70.944 E-Prescribing
The Medical Society of the State of New York will press for legislation or regulation that would allow patients’ requests for paper prescription and pharmacy choice to be honored and permit any patient to request opting out of electronic prescribing by requesting same in writing to a physician, who will then be permitted to issue a paper prescription in person or by fax. (Council 1/21/2016)
70.945 Federal Agency Compliance with State Laws on Controlled Substances Databases
In order to better coordinate controlled substance prescribing with other physicians, the Medical Society of the State of New York, working with the AMA, will request that the Veterans Administration and other federal health programs comply with applicable State laws which require checking databases of controlled substance prescriptions and that they additionally comply with state laws with regard to respective requirements for entering data on prescription fills into controlled substance tracking databases.
MSSNY will work with the NYS Department of Health to address any technological obstacles that exist to impede the transfer of data from VA practitioners and other federal health programs to the NYS Prescription Monitoring Program. (HOD 2015-100; Reaffirmed HOD 2025)
70.946 Generic Drug Pricing
The Medical Society of the State of New York (MSSNY) recognizes that generic drugs are not identical to their brand name precursors.
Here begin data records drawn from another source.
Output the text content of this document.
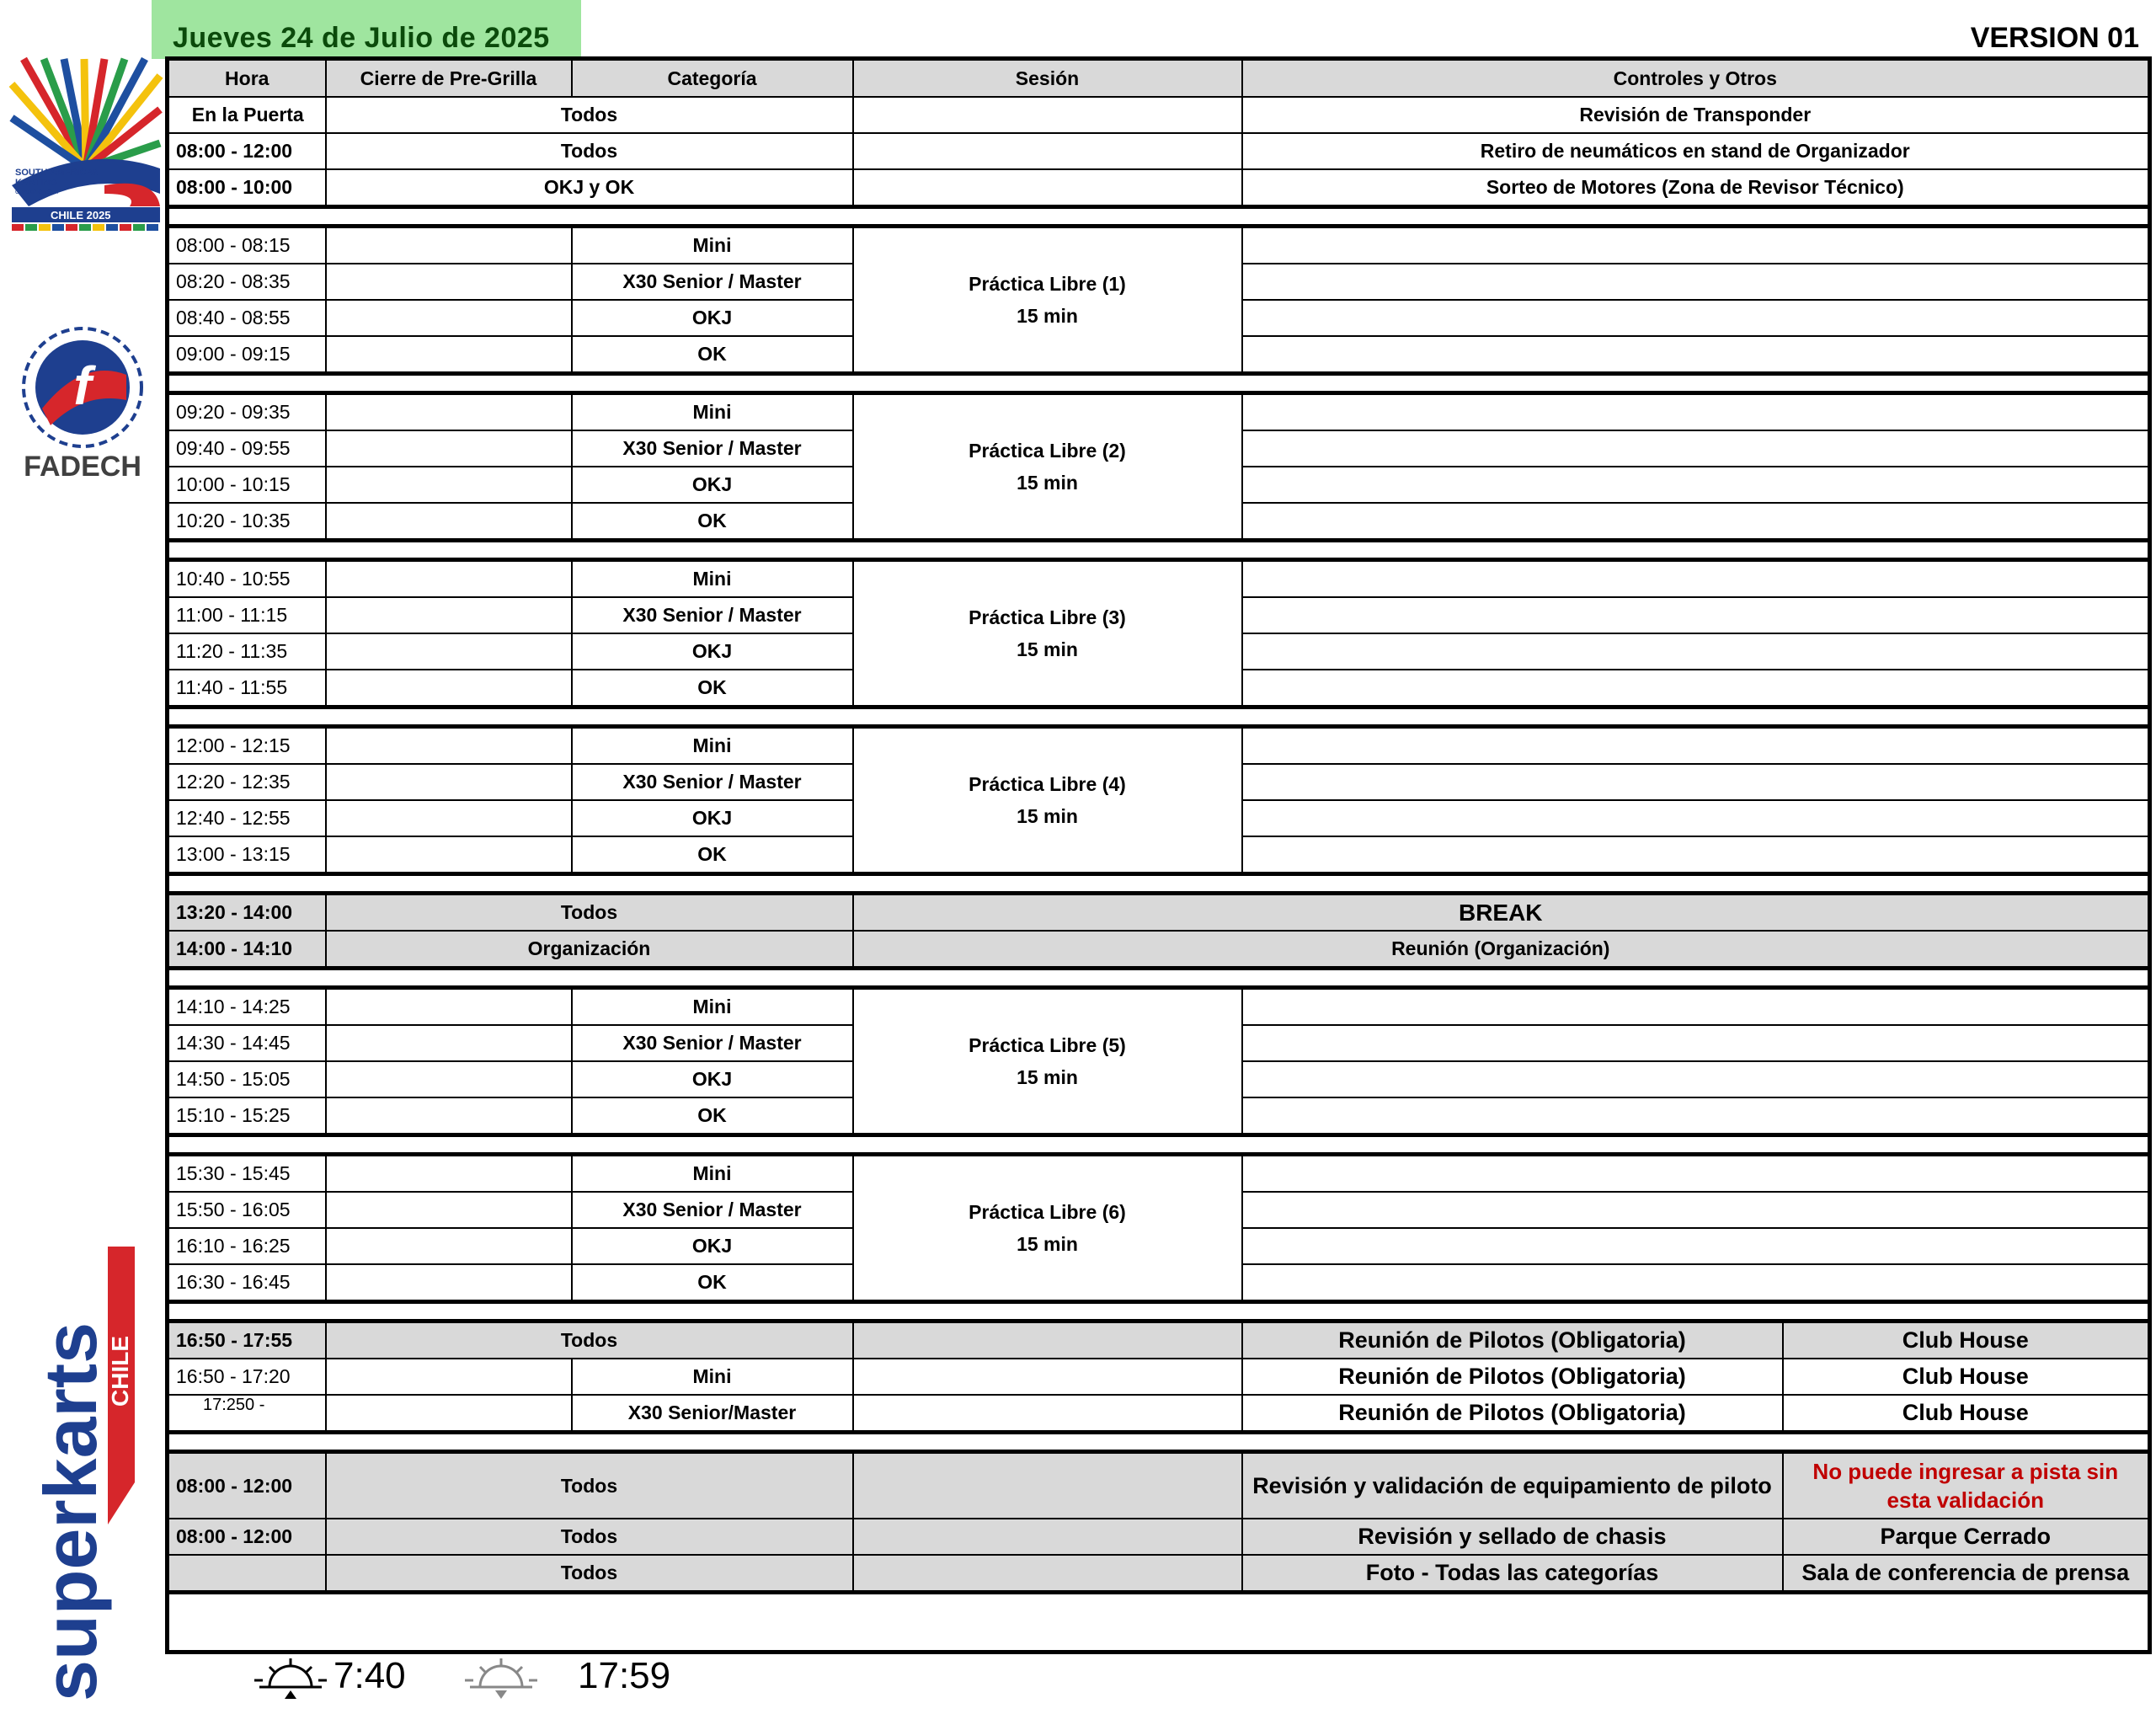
Jueves 24 de Julio de 2025	VERSION 01
SOUTH AMERICAN
KARTING
CHAMPIONSHIP
CHILE 2025
f
FADECH
superkarts
CHILE
Hora	Cierre de Pre-Grilla	Categoría	Sesión	Controles y Otros	
En la Puerta	Todos			Revisión de Transponder	
08:00 - 12:00	Todos			Retiro de neumáticos en stand de Organizador	
08:00 - 10:00	OKJ y OK			Sorteo de Motores (Zona de Revisor Técnico)	

08:00 - 08:15		Mini	Práctica Libre (1)
15 min		
08:20 - 08:35		X30 Senior / Master			
08:40 - 08:55		OKJ			
09:00 - 09:15		OK			

09:20 - 09:35		Mini	Práctica Libre (2)
15 min		
09:40 - 09:55		X30 Senior / Master			
10:00 - 10:15		OKJ			
10:20 - 10:35		OK			

10:40 - 10:55		Mini	Práctica Libre (3)
15 min		
11:00 - 11:15		X30 Senior / Master			
11:20 - 11:35		OKJ			
11:40 - 11:55		OK			

12:00 - 12:15		Mini	Práctica Libre (4)
15 min		
12:20 - 12:35		X30 Senior / Master			
12:40 - 12:55		OKJ			
13:00 - 13:15		OK			

13:20 - 14:00	Todos		BREAK		
14:00 - 14:10	Organización		Reunión (Organización)		

14:10 - 14:25		Mini	Práctica Libre (5)
15 min		
14:30 - 14:45		X30 Senior / Master			
14:50 - 15:05		OKJ			
15:10 - 15:25		OK			

15:30 - 15:45		Mini	Práctica Libre (6)
15 min		
15:50 - 16:05		X30 Senior / Master			
16:10 - 16:25		OKJ			
16:30 - 16:45		OK			

16:50 - 17:55	Todos			Reunión de Pilotos (Obligatoria)	Club House
16:50 - 17:20		Mini		Reunión de Pilotos (Obligatoria)	Club House
17:250 -		X30 Senior/Master		Reunión de Pilotos (Obligatoria)	Club House

08:00 - 12:00	Todos			Revisión y validación de equipamiento de piloto	No puede ingresar a pista sin esta validación
08:00 - 12:00	Todos			Revisión y sellado de chasis	Parque Cerrado
	Todos			Foto - Todas las categorías	Sala de conferencia de prensa

7:40	17:59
MSSNY will advocate to ensure that a patient’s physician has final decision-making authority regarding which prescription medications are necessary for that patient’s well-being and it will further advocate to ensure the availability of affordable prescription medications for patients, including opposition to sudden unjustified price increases in prescription medications.
The Medical Society will continue to work with the Department of Financial Services, Department of Health and Attorney General’s office to expedite reviews of situations where insurers and their agents improperly delay responding to requests for pre-authorization of needed medications and further, MSSNY will advocate for sufficient fines to be imposed on insurers who fail to respond to pre-authorization requests in a timely manner. (HOD 2015-52; Reaffirmed HOD 2019 in lieu of res 53)
70.947 Physical Appearance of Generic Drugs
SUNSET HOD 2025
70.948 Point of Care Dispensing
The Medical Society of the State of New York will seek legislation that permits in-office physician dispensing of prescription medication to the patients. (HOD 2014-113; Reaffirmed HOD 2024)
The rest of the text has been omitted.